Sunday, December 22

Quikr lost Rs 9 for every Re 1 earned last fiscal

One of the top two online classifieds sites in the country, Quikr saw its losses more that double last fiscal as it sought to stretch its lead over Naspers’ controlled OLX with turbo charged marketing.

Quikr, that counts Warburg Pincus, eBay, Kinnevik, Tiger Global, Falcon Edge, Steadview, Matrix Partners, Omidyar and Norwest Venture Partners among its investors, saw its revenue from operations grow 23.7 per cent to touch Rs 24.78 crore. The firm, however, saw total income rise to Rs 52.5 crore, thanks to ‘other income’.

At the same time its EBITDA (or operating) loss and net loss more than doubled from around Rs 200 crore to Rs 440 crore. This means for every Re 1 worth of income it generated it lost some Rs 9. Indeed, if one factors out its non-operating revenues, it lost Rs 18 for every Re 1 in revenue. However, the big factor was advertising promotion expenses which swelled from Rs 159 crore to Rs 382.3 crore. Several other operating expenses also rose as the firm strategised to create separate online properties as standalone ‘verticals’.

It has already launched QuikrHomes, QuikrCars and QuikrServices as part of this initiative. It is also in the final lap of a proposed deal to buy and merge CommonFloor with itself, a move that would boost its new QuikrHomes vertical.

Quikr’s real estate vertical competes with MagicBricks, 99acres and PropTiger among others. News Corp, the owner of this news website, holds stake in PropTiger.

Interestingly, Quikr had arguably become a ‘unicorn’, a term for startups that have attained a valuation of $1 billion or more, early this year. However, with the value of the US dollar strengthening, its valuation had fallen short of the tipping point.

In a secondary transaction in the middle of the year, where Swedish investor Investment AB Kinnevik raised its holding in Quikr by acquiring stake held by a few early investors, Quikr was valued at $900 million.

Founded in 2008 by Pranay Chulet and Jiby Thomas (who quit the firm later), Quikr was originally started as Kijiji India. It had initially raised an undisclosed amount in Series A funding from Matrix Partners India in the same year.

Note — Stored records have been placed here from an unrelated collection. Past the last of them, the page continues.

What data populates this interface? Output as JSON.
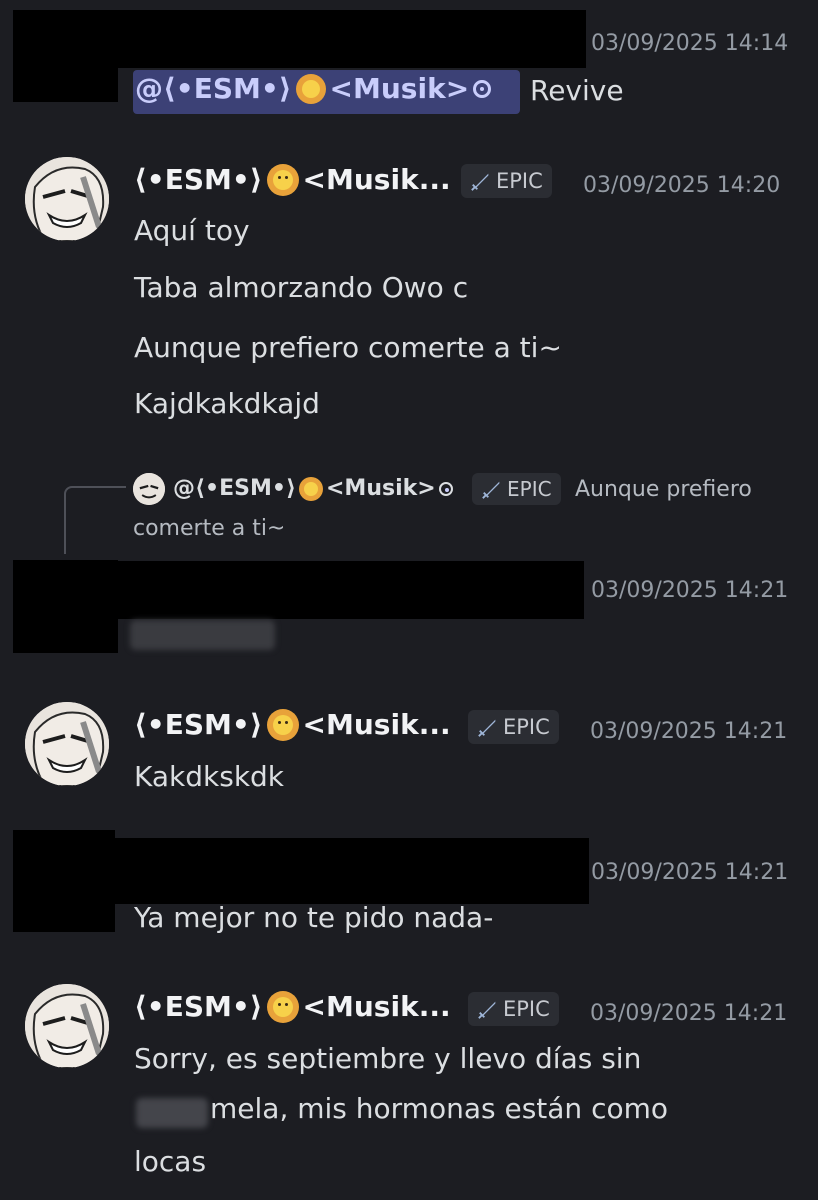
{
  "messages": [
    {
      "timestamp": "03/09/2025 14:14",
      "mention": "@⟨•ESM•⟩",
      "mention_suffix": "<Musik>",
      "text": "Revive"
    },
    {
      "author": "⟨•ESM•⟩",
      "author_suffix": "<Musik...",
      "badge": "EPIC",
      "timestamp": "03/09/2025 14:20",
      "lines": [
        "Aquí toy",
        "Taba almorzando Owo c",
        "Aunque prefiero comerte a ti~",
        "Kajdkakdkajd"
      ]
    },
    {
      "timestamp": "03/09/2025 14:21",
      "reply": {
        "author": "@⟨•ESM•⟩",
        "author_suffix": "<Musik>",
        "badge": "EPIC",
        "text_line1": "Aunque prefiero",
        "text_line2": "comerte a ti~"
      }
    },
    {
      "author": "⟨•ESM•⟩",
      "author_suffix": "<Musik...",
      "badge": "EPIC",
      "timestamp": "03/09/2025 14:21",
      "lines": [
        "Kakdkskdk"
      ]
    },
    {
      "timestamp": "03/09/2025 14:21",
      "lines": [
        "Ya mejor no te pido nada-"
      ]
    },
    {
      "author": "⟨•ESM•⟩",
      "author_suffix": "<Musik...",
      "badge": "EPIC",
      "timestamp": "03/09/2025 14:21",
      "lines": [
        "Sorry, es septiembre y llevo días sin",
        "mela, mis hormonas están como",
        "locas"
      ]
    }
  ],
  "icons": {
    "role_badge": "sword-icon",
    "name_emoji": "lion-icon",
    "mention_emoji": "spiral-icon"
  },
  "colors": {
    "background": "#1c1d22",
    "mention_bg": "#3c4176",
    "badge_bg": "#2b2d33",
    "timestamp": "#949ba4"
  }
}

In 2009, it bagged Rs 20 crore from Omidyar Network and Matrix Partners in its Series B round. A year later, it raised Rs 27 crore in Series C round in which eBay and Norwest Venture Partners along with existing investors participated.

Nokia Growth Partners, Norwest and eBay put in around $8 million in the firm in its Series D round in 2011 and the firm hit the big league as marquee PE firm Warburg Pincus led a $32-million investment round in the company.

Quikr went on to raise $150 million across two rounds last year followed by another $150 million early this year as it added Kinnevik, Steadview Capital and Tiger Global as new investors.